Слова друга звучали более чем убедительно, и Мари во второй раз рьяно закивала головой.

Однажды, как обычно перекладывая кирпичи из тачки на фундамент, Мари услышала за спиной вопрос:

– Ты никогда не жалела о том, что поехала со мной?

Девочка обернулась. Иссур стоял, заложив руки за спину и переминаясь с ноги на ногу.

– Жалела… о чем? – уточнила Мари, вернувшись к работе и выгружая последние камни.

– Ну… о том, что здесь нас держат как собак на цепи, мы живем в военном лагере, а не в деревне… Ты ведь так много об этом говорила… – мальчик исподлобья следил за реакцией подруги. Та развернула пустую тележку с противным скрипом ржавых колес обратно и улыбнулась:

– Конечно не жалела, дурачок. Да – трудно, да – сложно. Но мы ведь вместе. И вообще, мы наверняка работаем ради своей страны, ради Германии. А мне для блага Германии ничего не жалко.

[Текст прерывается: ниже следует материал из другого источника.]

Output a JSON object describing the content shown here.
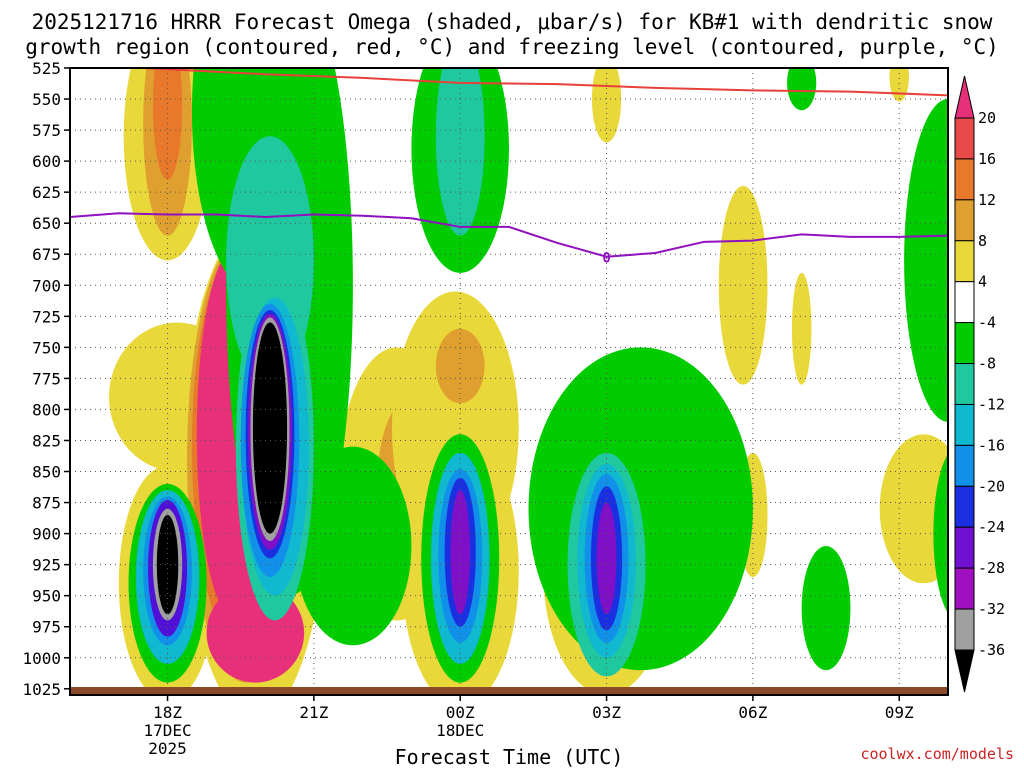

Лучи закатного солнца освещали светлое лицо Мари с едва проступающими рыжими веснушками, и про себя Иссур отметил, что, несмотря на худобу и нездоровую бледность, она все равно осталась необычайно красивой.

– Просто я так часто корю себя за то, что позволил тебе ехать со мной… С самого начала я предчувствовал что-то недоброе: у подъезда, в кузове машины, на вокзале. Если бы я приехал сюда один, то тебе не пришлось бы так страдать. Все-таки, ты ведь не еврейка и здесь ты оказалась незапланированно. Ты могла бы всего этого избежать и спокойно жить дальше в Берлине, читать и обсуждать книги с фрау Катрин, пить чай, гулять. Но я предложил тебе ехать со мной. Я обрек тебя на каторгу. Я… – Иссур отвернулся и прижал ладони к глазам. Его спина задрожала. Мари с грохотом бросила тележку на землю и обхватила друга сзади за пояс.

– Не говори так, не говори! С тобой – это ничуть не каторга. И в Берлине мне бы лучше не жилось. Что с него взять? Ну что ты, не надо… Мы же обещали друг другу не плакать.

– Я такой… такой гадкий… ты здесь страдаешь… из-за меня…

– Я не страдаю! И ты не гадкий! Ты замечательный! Ну же, прекрати!

Ржавое колесико окончательно отвинтилось от тележки и покатилось по сухой, обжигающей ступни земле. Постовой, в очередной раз до блеска натирая свою трубку, горько усмехнулся, глядя на двух обнимающихся ребятишек.